Due parole sui pezzi…
“Face to Face” e “Only a Fool” sono notturne, romantiche ma lontane dal melenso da classifica. Colpisce dritto al cuore l’impasto sonoro ultra definito, merito dell’ottimo lavoro dietro al mixer di John Punter (Slade, Nazareth) svolto ai famosi Powerplay Studios nella provincia di Zurigo. Il groove basso-batteria creato dalla coppia Drummond/Stewart in “Stand Up And Shout” o ancora in
“Empty Streets”, mostra i muscoli morbidi della band con un sound di chitarra leggermente retrò a ricordare il Neal Schon dei primi 80’s. Per “Goodnight L.a.” venne tratto un video a lungo irreperibile sul tubo. Parte col basso che martella sullo stesso giro, accarezzato da synth lievi, per poi aprire al bridge con Brock sugli scudi mostrante tutte le sue abilità nell’estensione vocale intervallato nel chorus da Ian Stewart alla solista con note pronte a squarciare luce nel buio. “Never Going To Lose it” alterna strofe delicate ad un ritornello incisivo, l’esatto opposto di “Where do We go From Here”, entrambe capaci di dispensare sequenze di emozioni e ricordi a flusso continuo.

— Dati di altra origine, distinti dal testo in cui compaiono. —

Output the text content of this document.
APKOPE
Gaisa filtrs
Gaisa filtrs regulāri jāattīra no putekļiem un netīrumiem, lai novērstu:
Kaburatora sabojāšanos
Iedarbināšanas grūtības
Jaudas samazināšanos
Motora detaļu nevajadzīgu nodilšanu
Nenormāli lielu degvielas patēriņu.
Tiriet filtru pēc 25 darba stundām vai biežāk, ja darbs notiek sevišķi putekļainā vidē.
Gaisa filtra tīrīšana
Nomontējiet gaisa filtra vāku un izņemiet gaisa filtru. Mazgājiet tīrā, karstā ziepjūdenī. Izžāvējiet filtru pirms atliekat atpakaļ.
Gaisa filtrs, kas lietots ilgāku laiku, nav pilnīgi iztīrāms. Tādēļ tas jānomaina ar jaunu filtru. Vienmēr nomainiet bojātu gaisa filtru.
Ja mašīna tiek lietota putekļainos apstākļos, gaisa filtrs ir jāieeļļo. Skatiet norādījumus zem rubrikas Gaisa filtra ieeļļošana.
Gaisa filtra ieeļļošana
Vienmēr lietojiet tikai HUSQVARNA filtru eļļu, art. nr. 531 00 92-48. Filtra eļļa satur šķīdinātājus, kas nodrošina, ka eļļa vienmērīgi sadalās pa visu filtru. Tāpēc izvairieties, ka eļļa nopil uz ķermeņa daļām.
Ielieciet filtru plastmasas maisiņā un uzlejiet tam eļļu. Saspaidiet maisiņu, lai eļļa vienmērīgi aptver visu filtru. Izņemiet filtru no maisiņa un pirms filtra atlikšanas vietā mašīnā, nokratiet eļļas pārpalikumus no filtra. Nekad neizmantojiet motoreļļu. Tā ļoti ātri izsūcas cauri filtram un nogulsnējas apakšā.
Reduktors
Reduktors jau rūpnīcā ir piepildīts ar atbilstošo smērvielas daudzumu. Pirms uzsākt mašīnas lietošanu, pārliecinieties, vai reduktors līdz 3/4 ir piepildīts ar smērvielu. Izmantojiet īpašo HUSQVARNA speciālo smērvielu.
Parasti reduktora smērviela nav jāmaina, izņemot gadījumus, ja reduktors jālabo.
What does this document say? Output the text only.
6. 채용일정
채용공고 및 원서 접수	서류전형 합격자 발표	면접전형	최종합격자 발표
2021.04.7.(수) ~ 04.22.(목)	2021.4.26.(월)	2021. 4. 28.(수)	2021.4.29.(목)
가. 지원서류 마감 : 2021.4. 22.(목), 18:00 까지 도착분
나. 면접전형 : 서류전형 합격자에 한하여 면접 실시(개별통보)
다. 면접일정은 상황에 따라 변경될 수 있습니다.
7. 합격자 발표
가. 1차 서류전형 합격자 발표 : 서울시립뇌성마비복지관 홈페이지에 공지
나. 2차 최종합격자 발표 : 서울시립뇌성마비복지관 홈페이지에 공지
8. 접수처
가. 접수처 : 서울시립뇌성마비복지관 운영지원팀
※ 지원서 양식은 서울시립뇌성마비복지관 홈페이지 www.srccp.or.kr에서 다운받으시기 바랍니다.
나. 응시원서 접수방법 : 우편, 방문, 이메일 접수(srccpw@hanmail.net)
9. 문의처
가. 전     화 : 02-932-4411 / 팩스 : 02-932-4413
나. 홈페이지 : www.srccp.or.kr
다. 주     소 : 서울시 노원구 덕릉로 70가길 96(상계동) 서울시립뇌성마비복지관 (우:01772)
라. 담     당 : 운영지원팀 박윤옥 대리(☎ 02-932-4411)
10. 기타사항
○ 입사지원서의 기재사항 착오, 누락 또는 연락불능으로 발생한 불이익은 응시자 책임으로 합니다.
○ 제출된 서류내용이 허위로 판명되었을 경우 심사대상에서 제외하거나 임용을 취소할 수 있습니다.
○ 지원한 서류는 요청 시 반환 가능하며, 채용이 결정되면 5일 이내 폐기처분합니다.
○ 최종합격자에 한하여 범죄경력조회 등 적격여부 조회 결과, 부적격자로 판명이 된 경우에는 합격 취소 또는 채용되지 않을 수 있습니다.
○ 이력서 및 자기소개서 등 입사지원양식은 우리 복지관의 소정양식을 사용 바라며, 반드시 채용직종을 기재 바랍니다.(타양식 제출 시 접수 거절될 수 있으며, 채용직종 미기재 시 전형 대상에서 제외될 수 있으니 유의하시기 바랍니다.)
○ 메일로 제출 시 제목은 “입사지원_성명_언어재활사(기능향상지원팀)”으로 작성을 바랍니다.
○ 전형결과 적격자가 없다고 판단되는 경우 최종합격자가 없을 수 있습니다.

La sfortuna generale degli Strangeways è stata quella di essere a torto considerata una band molto o troppo vicina ai Journey. Alcuni perimetri artistici possono coesistere , come il timbro di Brock, a tratti una sorta di Steve Perry ipervitaminizzato; o in alcune scelte compositive, ma al medesimo tempo è inverosimile non essere in grado di riconoscere al combo scozzese-americano la propria definita identità artistica che raramente verrà riprodotta con fedeltà da altri moniker. La band due anni dopo pubblicherà “Walk In The Fire”, e, nonostante suonerà come una conferma delle capacità esplosive e fuori dal comune della band , non riuscirà ad entrare in classifica, a causa della solita serie di eventi sfavorevoli. Eccessivamente ai confini del timing temporale perfetto, scarsa pubblicità, e insolite ed ingiustificabili recensioni internazionali che lo definivano un disco di serie B creato da una band di serie A. Dopo poco Terry Brock proverà ad entrare nei Deep Purple, mancando, e gli Strangeways continueranno a pubblicare dischi intimisti lungo i 90’s con Ian Stewart dietro il microfono, ripresi per lo stile da quelli pubblicati dopo la reunion del 2010. Lascio a voi la diatriba su quale dei due sia migliore. Personalmente li metto alla pari e su una ipotetica scala da 1 a 100, entrambe si prendono 95. Il dualismo va a favore di quale dei due ha regalato all’ascoltatore maggiori emozioni introspettive…

Alcuni manifesti musicali, seppur vicini alla perfezione, rimangono per pochi e non entrano in quella che potrebbe e dovrebbe essere cultura popolare. Rimangono, come “Native Sons” insegna, storie di Musica Vera.